We’ll use the self esteem score dataset measured over three time points. The data is available in the datarium package.
data("selfesteem", package = "datarium")
paged_table(head(selfesteem, 3))
Gather columns t1, t2 and t3 into long format. Convert id and time variables into factor (or grouping) variables:
selfesteem <- selfesteem %>%
gather(key = "time", value = "score", t1, t2, t3) %>%
convert_as_factor(id, time)
paged_table(head(selfesteem, 3))
Compute some summary statistics of the self-esteem score by groups (time):
a<-selfesteem %>%
group_by(time) %>%
get_summary_stats(score, type = "common")
paged_table(a)
Create a box plot and add points corresponding to individual values
ggboxplot(selfesteem, x = "time", y = "score", add = "jitter")
We’ll use the pipe-friendly friedman_test() function [rstatix package], a wrapper around the R base function friedman.test().
res.fried <- selfesteem %>% friedman_test(score ~ time |id)
paged_table(res.fried)
The self esteem score was statistically significantly different at the different time points during the diet, X2(2) = 18.2, p = 0.0001.
The Kendall’s W can be used as the measure of the Friedman test effect size. It is calculated as follow : W = X2/N(K-1); where W is the Kendall’s W value; X2 is the Friedman test statistic value; N is the sample size. k is the number of measurements per subject (M. T. Tomczak and Tomczak 2014).
The Kendall’s W coefficient assumes the value from 0 (indicating no relationship) to 1 (indicating a perfect relationship).
Kendall’s W uses the Cohen’s interpretation guidelines of 0.1 - < 0.3 (small effect), 0.3 - < 0.5 (moderate effect) and >= 0.5 (large effect). Confidence intervals are calculated by bootstap.

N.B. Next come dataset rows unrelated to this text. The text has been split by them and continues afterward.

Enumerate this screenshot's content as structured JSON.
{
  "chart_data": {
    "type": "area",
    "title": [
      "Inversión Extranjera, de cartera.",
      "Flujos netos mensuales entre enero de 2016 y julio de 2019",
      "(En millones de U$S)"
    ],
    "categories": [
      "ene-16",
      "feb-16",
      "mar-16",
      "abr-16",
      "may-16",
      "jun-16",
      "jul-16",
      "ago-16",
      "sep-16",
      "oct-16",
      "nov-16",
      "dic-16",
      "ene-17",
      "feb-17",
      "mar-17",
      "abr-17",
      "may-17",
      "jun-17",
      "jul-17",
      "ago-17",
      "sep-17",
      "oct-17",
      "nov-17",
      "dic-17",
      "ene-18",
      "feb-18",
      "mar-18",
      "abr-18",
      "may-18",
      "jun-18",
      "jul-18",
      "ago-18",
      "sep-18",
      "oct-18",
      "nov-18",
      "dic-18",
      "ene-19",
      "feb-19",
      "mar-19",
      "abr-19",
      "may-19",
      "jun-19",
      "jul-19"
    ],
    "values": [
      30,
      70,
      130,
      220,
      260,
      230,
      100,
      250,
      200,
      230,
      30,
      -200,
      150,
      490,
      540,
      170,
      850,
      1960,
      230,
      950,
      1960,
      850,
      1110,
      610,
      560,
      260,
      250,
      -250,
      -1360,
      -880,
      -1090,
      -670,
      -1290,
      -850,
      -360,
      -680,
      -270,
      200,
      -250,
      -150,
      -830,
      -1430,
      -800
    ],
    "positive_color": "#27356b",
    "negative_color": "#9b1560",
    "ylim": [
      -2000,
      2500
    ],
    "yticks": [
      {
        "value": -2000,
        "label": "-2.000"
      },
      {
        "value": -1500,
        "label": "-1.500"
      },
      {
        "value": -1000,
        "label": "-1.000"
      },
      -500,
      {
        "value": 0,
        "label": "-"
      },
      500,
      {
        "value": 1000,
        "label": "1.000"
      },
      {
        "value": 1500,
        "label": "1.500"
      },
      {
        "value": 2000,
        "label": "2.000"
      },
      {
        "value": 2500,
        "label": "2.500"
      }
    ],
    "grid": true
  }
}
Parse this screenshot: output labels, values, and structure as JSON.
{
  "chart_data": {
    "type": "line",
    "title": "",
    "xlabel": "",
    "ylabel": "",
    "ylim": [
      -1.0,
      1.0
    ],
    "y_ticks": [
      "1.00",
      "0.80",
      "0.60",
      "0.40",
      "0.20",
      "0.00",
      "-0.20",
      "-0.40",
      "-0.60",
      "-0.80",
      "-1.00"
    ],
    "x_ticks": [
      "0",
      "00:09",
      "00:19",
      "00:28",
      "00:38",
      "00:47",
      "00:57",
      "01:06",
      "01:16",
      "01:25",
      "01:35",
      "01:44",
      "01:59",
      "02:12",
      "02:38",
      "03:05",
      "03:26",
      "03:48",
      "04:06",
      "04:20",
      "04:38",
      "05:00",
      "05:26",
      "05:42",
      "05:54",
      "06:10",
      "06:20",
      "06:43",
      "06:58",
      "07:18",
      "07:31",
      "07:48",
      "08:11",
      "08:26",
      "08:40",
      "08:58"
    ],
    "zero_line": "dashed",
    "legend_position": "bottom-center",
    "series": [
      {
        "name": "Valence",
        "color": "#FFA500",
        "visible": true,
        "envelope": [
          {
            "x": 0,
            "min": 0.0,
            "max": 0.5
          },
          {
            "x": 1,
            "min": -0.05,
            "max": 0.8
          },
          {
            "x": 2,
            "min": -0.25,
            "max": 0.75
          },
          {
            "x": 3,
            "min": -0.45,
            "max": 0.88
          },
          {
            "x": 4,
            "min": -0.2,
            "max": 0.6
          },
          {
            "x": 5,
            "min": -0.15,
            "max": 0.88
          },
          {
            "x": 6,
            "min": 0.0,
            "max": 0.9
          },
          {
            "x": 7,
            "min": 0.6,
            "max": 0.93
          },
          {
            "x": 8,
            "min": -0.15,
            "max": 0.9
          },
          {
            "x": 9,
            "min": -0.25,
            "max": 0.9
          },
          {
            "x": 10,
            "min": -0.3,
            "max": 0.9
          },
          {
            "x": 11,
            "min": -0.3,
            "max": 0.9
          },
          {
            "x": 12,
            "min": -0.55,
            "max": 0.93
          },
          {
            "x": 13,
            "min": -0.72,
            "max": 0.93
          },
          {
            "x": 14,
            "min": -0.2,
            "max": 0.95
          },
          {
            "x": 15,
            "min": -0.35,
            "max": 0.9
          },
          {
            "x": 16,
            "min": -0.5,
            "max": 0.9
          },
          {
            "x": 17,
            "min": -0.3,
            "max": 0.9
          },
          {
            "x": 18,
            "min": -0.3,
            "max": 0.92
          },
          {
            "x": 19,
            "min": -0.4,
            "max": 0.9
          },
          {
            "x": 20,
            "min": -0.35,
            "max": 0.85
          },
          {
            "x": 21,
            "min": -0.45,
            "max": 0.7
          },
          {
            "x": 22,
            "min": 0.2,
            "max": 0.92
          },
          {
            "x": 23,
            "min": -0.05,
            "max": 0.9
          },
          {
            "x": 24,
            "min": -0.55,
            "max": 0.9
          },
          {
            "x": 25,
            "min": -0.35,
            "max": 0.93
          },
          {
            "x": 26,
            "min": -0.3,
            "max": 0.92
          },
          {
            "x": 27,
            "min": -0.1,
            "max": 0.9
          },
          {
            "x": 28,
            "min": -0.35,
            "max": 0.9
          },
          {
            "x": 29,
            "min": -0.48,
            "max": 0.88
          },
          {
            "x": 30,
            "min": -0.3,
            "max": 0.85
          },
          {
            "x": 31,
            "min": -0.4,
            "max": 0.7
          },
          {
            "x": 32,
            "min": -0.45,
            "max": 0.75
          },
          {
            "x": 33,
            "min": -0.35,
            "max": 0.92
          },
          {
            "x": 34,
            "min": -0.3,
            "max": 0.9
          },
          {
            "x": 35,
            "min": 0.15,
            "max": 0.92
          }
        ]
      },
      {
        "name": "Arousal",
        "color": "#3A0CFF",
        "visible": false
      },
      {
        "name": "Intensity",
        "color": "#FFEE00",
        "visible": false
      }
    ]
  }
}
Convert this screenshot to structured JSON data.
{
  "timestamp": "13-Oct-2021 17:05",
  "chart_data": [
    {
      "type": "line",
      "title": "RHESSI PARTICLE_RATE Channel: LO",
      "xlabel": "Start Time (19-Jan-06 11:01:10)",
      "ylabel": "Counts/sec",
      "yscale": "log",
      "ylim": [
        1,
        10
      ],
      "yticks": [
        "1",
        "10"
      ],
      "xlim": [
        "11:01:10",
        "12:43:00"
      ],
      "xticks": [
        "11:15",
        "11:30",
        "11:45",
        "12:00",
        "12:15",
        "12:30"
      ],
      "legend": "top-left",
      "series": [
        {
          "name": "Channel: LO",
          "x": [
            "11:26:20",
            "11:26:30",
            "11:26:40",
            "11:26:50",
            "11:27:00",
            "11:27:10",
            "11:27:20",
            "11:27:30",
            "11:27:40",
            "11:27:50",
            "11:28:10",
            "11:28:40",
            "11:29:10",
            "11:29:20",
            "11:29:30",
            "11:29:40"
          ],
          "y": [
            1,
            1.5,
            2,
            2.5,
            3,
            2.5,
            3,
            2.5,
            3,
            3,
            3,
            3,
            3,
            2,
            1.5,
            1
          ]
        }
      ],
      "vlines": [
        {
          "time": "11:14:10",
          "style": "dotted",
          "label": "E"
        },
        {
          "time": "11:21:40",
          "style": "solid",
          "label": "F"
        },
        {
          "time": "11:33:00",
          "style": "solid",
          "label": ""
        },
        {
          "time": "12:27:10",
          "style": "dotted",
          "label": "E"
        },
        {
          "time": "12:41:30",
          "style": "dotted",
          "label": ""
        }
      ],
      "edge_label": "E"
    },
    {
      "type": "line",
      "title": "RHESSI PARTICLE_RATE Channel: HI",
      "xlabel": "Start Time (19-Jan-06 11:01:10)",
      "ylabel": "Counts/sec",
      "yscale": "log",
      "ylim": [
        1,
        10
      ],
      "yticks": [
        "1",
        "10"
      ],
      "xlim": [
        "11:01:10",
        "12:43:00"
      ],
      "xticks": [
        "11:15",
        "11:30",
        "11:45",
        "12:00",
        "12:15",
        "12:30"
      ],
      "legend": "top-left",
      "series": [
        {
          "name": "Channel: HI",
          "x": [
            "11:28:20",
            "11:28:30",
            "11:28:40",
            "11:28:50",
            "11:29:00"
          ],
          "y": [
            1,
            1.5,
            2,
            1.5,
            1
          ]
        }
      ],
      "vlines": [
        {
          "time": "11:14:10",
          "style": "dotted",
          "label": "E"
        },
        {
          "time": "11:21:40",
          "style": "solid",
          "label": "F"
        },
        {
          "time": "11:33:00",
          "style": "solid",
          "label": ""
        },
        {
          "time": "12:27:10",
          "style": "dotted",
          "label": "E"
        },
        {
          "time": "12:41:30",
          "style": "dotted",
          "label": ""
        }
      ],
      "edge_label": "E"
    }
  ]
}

b<-selfesteem %>% friedman_effsize(score ~ time |id)
paged_table(b)
A large effect size is detected, W = 0.91.
From the output of the Friedman test, we know that there is a significant difference between groups, but we don’t know which pairs of groups are different.
A significant Friedman test can be followed up by pairwise Wilcoxon signed-rank tests for identifying which groups are different.
Pairwise comparisons using paired Wilcoxon signed-rank test. P-values are adjusted using the Bonferroni multiple testing correction method.
pwc <- selfesteem %>%
wilcox_test(score ~ time, paired = TRUE, p.adjust.method = "bonferroni")
paged_table(pwc)
All the pairwise differences are statistically significant.
pwc2 <- selfesteem %>%
sign_test(score ~ time, p.adjust.method = "bonferroni")
paged_table(pwc2)
The self-esteem score was statistically significantly different at the different time points using Friedman test, X2(2) = 18.2, p = 0.00011.
Pairwise Wilcoxon signed rank test between groups revealed statistically significant differences in self esteem score between t1 and t2 (p = 0.006); t1 and t3 (0.006); t2 and t3 (0.012).
pwc <- pwc %>% add_xy_position(x = "time")
ggboxplot(selfesteem, x = "time", y = "score", add = "point") +
stat_pvalue_manual(pwc, hide.ns = TRUE) +
labs(
subtitle = get_test_label(res.fried, detailed = TRUE),
caption = get_pwc_label(pwc)
)